The Welcomed Stranger

It’s a corner house on a street within walking distance of the university. Lush greenery cozies up next to the house: white oak hydrangeas, rhododendrons. There’s a breezeway between the garage and the main house, a hidden oasis of french doors which leads to a terraced patio and Italian-inspired garden where herbs and flowers grow in large and small terracotta pots. An invite to be transported to a world where everything is stardust and glitter.

My daughter had given me directions to the house whose paint color she loves. A color she could not describe with words: “I have to show you,” she said.

Right now she lives in a pink house. Mauve, really. A house in need of new paint. Something to set off the vineyard out back and the Japanese maples out front. We’d spent the weekend on remodel jobs. Tim and our industrious son-in-law laying hardwood floors in the bedrooms. One of which will soon be converted to the nursery, while she and I painted baseboards white and the front door a sunshine yellow.  The grey winter days of the Willamette Valley crying out for something bright.

But there it was, tucked in the corner lot, the house whose color she loves. Not quite blue. Not quite green. Something that changes with the light.

“I’ll take a picture,” I said, parking the car across the street and jumping out. “Wait here.” I didn’t need to tell her that. Ever since she found out she was with child, she’s hardly been anywhere other than to the doctors or her in-laws’ home, which just happens to be down the street from the house on the corner.

I caught a glimpse of the couple whose home I wanted to photograph sitting behind those french doors of the breezeway. The doors were open.

“Hey!” I called out. Socially-distancing, mask-wearing. “Do you mind if I take a photo of your home? My daughter loves this color.”

“Funny story about that,” answered a voice.

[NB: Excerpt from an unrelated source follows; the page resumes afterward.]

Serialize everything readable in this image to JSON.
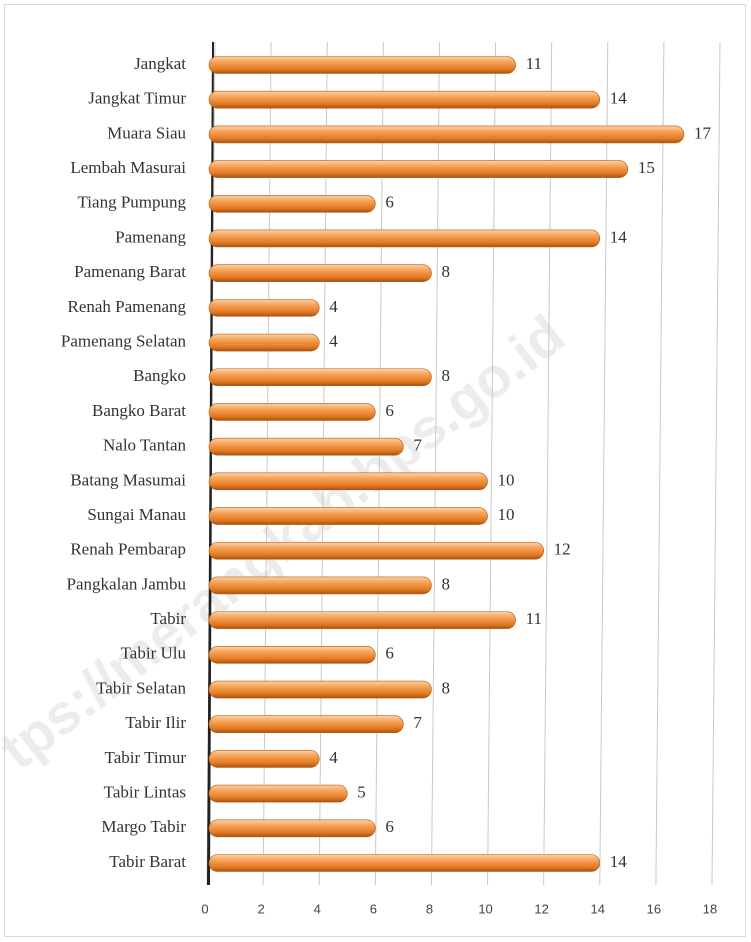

Rising up from the table where he sat just beyond the open doors, a lean man with righteous white hair came up the walk. He told me about how he came home once to find a local entrepreneur taking a paint chip off the side of his house. I don’t know about glass houses, but if one lives in a lovely home, does one come to expect admirers doing drive by paint chipping?

His wife joined him. We chatted about their daughter who is a doctor in my neck of the woods. We talked about their garden and how much time they have spent in it this year, the year of the deadly pandemic. We talked about house colors and they gave me the name of the color they had used.

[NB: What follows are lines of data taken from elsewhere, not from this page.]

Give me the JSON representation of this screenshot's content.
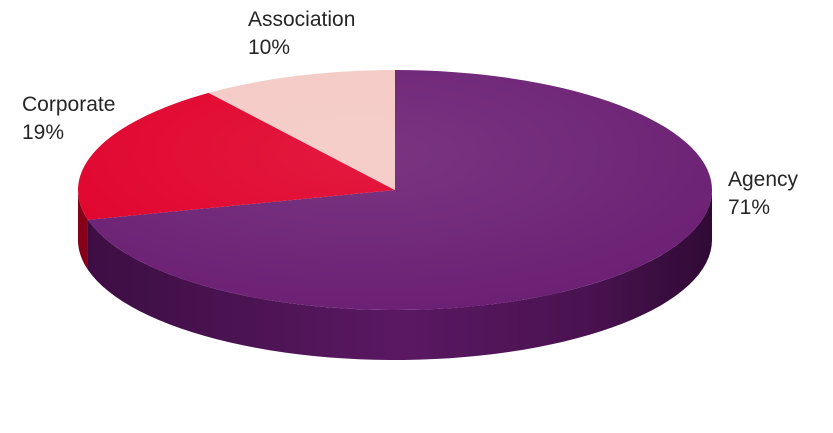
{
  "chart_data": {
    "type": "pie",
    "style": "3d",
    "title": "",
    "slices": [
      {
        "name": "Agency",
        "value": 71,
        "label": "71%",
        "color": "#6b1f73"
      },
      {
        "name": "Corporate",
        "value": 19,
        "label": "19%",
        "color": "#e0002a"
      },
      {
        "name": "Association",
        "value": 10,
        "label": "10%",
        "color": "#f4c9c4"
      }
    ],
    "legend": "none",
    "data_labels": "outside"
  }
}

“Wait here,” he implored and disappeared into the garage for a moment. He returned hold a can of the very paint. I thought he was just going to let me take a photo of the color label, but instead he insisted I take the can with me. There was at least half-a-gallon left.

His wife who had disappeared beyond the french doors returned with an heirloom tomato as big as a softball and a brilliant golden color. Tim had it for dinner tonight, on slices of wheat toast slapped with mayo and layered with pepper bacon. He ran to the store to buy the bread just so he could have the tomato.

Is there anything more lovely than when someone offers such a gift from their own garden? An heirloom tomato?

Or from their garage? A can of paint to help a stranger’s daughter.

“Come see us when this craziness is all over,” they invited.

I miss this. These random encounters with kindly generous souls. People full of hospitality, trying to make due during a time when we are cautioned to keep our distance from one another.

I think we will come out of this, eventually, a kinder people, more thankful to gather, more grateful for one another and for the opportunity to swap stories with newly-made friends and cherished older ones.

Karen Spears Zacharias is author of Mother of Rain (Mercer University Press).

 

Karen Spears Zacharias

Author/Journalist/Educator. Gold Star Daughter.

5 Comments

Ellen Ward

about 4 years ago

I am fixated on that color which I call haint blue. They used to paint porch ceilings in the south that color to keep haints away. Ann Hite would know all about it! Love you, girl. Beautiful writing.

Reply

Karen Spears Zacharias

about 4 years ago

Good to hear from you, girl. And our porch ceilings got painted haint blue this summer. Did you read Hite's latest memoir? Stirring. I finished Natasha Trethway's Memorial Drive. It was powerful.

Reply

Jan

about 4 years ago

Yes our porch is painted this color and I love it. I miss you & I loves reading your article!

Reply

Karen Spears Zacharias

about 4 years ago

Ahhh... send pics of your porch. We loved this color. I think it is now considered a vintage color because it was popular when I was my daughter's age... I am definitely vintage.

Reply

Marian Carcache

about 4 years ago

Just the lovely story I needed today! Thanks for sharing your beautiful words.